Sir – From your recent correspondence columns, there seems to be a small wave of sympathy for the Environment Agency and their work during our recent floods in West Oxford. I do not share that view.

They are charged and funded by us, the taxpaying public, with flood defence, a task in which they singularly fail to do. Anybody, or anything, is to blame for floods, but not them. The latest excuse is Government cutbacks in funding — flatly contradicted by the Government.

I have no way of checking whether this is true or not, but I do know this: when we had the disastrous summer floods of 2007, the agency was forced to hold a public meeeting.

At the meeting they were taxed with the question: why have you not cleared the side streams of the River Thames, namely the Bullstake Stream, the Seacourt Stream, and the Hinksey Stream, which in their own written submission to the meeting was one of the principal reasons for the summer flooding in West Oxford?

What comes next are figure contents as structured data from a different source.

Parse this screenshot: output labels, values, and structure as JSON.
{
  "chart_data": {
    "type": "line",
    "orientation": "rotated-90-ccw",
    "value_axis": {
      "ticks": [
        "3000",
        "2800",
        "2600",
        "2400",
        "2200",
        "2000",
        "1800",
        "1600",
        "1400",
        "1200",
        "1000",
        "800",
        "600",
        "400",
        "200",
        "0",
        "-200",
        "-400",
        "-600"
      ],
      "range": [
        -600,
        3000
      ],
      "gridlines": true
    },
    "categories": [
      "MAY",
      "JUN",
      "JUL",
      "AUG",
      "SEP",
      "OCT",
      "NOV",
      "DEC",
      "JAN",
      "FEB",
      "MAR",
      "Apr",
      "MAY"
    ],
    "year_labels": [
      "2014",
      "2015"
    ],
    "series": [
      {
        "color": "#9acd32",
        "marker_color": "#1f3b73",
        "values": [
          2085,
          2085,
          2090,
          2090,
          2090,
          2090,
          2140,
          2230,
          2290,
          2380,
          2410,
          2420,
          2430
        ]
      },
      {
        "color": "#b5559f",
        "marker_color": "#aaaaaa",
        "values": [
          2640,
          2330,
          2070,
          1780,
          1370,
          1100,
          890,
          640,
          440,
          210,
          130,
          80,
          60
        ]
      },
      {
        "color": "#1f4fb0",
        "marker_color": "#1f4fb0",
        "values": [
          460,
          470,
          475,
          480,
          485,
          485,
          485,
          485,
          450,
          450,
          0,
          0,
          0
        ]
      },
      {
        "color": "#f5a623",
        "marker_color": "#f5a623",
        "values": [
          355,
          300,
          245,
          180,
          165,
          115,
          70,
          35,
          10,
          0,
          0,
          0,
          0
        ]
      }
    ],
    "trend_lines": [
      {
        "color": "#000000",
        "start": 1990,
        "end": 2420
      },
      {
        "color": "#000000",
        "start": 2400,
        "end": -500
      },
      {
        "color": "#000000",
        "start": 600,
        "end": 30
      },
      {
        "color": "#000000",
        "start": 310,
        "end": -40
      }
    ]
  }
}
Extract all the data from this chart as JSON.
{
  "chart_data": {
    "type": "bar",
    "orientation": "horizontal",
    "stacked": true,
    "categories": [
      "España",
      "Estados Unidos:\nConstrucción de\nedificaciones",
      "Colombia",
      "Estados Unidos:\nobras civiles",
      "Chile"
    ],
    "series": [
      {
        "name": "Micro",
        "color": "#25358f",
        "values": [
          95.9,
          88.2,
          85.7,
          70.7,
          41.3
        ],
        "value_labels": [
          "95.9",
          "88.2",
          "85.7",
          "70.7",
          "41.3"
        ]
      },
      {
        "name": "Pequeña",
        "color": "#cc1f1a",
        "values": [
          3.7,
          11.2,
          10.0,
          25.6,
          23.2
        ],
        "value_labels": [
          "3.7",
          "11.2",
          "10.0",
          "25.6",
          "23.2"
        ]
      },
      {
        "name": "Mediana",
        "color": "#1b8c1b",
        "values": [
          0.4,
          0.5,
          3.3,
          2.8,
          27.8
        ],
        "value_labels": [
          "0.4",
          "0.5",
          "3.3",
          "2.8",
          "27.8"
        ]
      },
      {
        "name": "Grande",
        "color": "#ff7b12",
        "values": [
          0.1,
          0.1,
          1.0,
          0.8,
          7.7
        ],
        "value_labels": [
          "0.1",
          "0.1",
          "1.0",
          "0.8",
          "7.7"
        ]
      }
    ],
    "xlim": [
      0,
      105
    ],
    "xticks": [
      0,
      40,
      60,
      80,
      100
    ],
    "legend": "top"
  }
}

Their reply at the meeting, witnessed and heard by many, was cutbacks in Government funding. At the meeting I read the following from their 2006 annual accounts. “Our total funding last year was £1,039m, an increase of £183m, or 21 per cent on the previous year.” I have retained copies of both documents for anybody to view.

They then promised in writing, in March 2008, to dredge these streams. There was some desultory willow lopping and that was it.

The truth is that this outfit is good at trying to sell lock-keepers’ cottages, sacking manual workers, and replacing engineers with environmentalists, but hopeless at their main job of defending us against flooding, however much public money is given to them.